Steve Jobs was asked years ago about how he planned to compete with the Wintel monopoly. He said, “I’m going to wait for the next big thing.” He didn’t say “I’m going to personally create the next big thing.” Neither iTunes nor the iPod was his idea. The iTunes idea came from a small company called SoundJam MP, and the genesis of the iPod was a design inside the head of Tony Fadell, a tech consultant who went to work for Apple. Steve Jobs’s brilliance was in keeping his eyes open for the ideas, recognizing the moment, connecting the dots, and “creating” iTunes and iPod as a system that worked together, adding Jonathan Ive’s designs, and marketing it all brilliantly. He wasn’t sitting at his desk banging his head against the wall trying to force an idea out of the universe.

In fact, to the extent that you are punishing yourself for the lack of an idea, or torturing yourself to come up with one, you may very well miss the idea that’s right under your nose, waiting to be acknowledged.

There are two simple rules I have learned about ideation: Look and wait.

Look. For years my company struggled to come up with the right slogan for our AIDS Rides. “Challenge yourself and you will grow.” Yuck. “The adventure of a lifetime.” Yawn. The more frustrated we got, the more the answer eluded us. Then one day we said to ourselves, “These events are impossible. You have to ride for grueling distances. You have to sleep in a tent and raise huge amounts of money from your friends. Most people look at them and think, ‘Impossible.’” Having admitted the truth, we stared at that word “impossible” for about an hour. And we noticed two words inside there. “I’m” and “possible.” “I’mpossible.” Our new slogan. It had been staring us in the face for four years. We just weren’t looking.

And as for waiting…This is tragic but instructive. In 1999 someone very close to me committed suicide. My grief and aching sadness wanted expression, and they found it in music. Ideas for songs about the tragedy started coming to me in rapid succession. On long walks. In the car. Without me asking for them. They were asking for me. In about eight weeks I wrote 13 songs, each of them based on an idea, and each of them better than most anything I had forced while banging away on my guitar in my loft years earlier. And they became my first album.

On top of that, an idea came for a suicide prevention event — called, “Out of the Darkness” — that has now raised millions for the cause. That idea would never have come to us sitting in our conference room at Pallotta TeamWorks trying to force an event into being. It came from a confluence of tragedy and emotion and timing. And, as a result, it was authentic, not a contrivance.

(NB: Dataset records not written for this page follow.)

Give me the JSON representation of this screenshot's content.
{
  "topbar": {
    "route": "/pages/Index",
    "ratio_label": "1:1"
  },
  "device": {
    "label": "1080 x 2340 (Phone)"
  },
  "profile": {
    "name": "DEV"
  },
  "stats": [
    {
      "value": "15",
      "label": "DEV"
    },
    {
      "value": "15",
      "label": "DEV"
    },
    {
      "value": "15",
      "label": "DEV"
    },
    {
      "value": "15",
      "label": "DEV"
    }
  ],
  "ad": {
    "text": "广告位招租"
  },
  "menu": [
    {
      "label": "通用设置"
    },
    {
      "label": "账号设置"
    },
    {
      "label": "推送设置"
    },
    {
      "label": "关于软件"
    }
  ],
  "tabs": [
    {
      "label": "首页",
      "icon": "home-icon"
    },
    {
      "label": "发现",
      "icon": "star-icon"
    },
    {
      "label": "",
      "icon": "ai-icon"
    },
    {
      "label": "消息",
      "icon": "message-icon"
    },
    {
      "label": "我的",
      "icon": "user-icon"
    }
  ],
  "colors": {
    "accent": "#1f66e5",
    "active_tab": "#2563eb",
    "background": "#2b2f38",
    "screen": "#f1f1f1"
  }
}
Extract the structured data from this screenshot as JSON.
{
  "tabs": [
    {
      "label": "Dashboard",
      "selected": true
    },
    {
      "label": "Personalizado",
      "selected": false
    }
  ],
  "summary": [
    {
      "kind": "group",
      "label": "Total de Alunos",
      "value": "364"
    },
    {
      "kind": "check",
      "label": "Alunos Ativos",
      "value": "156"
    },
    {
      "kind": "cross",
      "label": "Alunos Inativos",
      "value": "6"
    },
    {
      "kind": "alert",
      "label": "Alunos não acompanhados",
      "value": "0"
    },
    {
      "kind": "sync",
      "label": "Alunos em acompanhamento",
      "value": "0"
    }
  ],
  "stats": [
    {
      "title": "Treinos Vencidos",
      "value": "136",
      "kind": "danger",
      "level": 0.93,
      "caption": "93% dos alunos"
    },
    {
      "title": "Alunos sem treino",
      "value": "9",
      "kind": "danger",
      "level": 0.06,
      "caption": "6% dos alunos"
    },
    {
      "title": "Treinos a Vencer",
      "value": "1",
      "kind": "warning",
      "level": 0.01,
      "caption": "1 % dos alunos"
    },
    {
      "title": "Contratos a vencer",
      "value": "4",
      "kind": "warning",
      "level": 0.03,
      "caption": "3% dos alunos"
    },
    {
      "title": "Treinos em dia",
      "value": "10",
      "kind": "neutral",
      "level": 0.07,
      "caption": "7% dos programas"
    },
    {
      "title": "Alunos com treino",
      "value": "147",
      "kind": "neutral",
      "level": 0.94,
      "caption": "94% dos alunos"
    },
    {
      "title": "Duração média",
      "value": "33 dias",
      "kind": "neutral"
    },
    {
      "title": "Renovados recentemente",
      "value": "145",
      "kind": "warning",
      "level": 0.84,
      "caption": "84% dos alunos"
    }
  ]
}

The idea may not come when you want it to, but when it does, it will be right on time. And it will be true to who you really are.

So, my advice to you: Go get an ice cream. Go ride your bike, or whatever it is you like to do. Relax a little bit. You can’t create the next big idea at will anymore than you can make the love of your life walk into the room in the next half hour.

Look. And wait. And while you’re at it, have a little faith — in life, in God, in the universe, in whatever you believe in. The universe is pregnant with ideas. Your passion for them is enough. They don’t go where they’re not wanted. But ideas have lives of their own. They have their pride. And they don’t reveal themselves to the impatient or the distracted.

That song I wrote, “Stranger to Love” — it was actually a good song. For one reason. It started with an idea.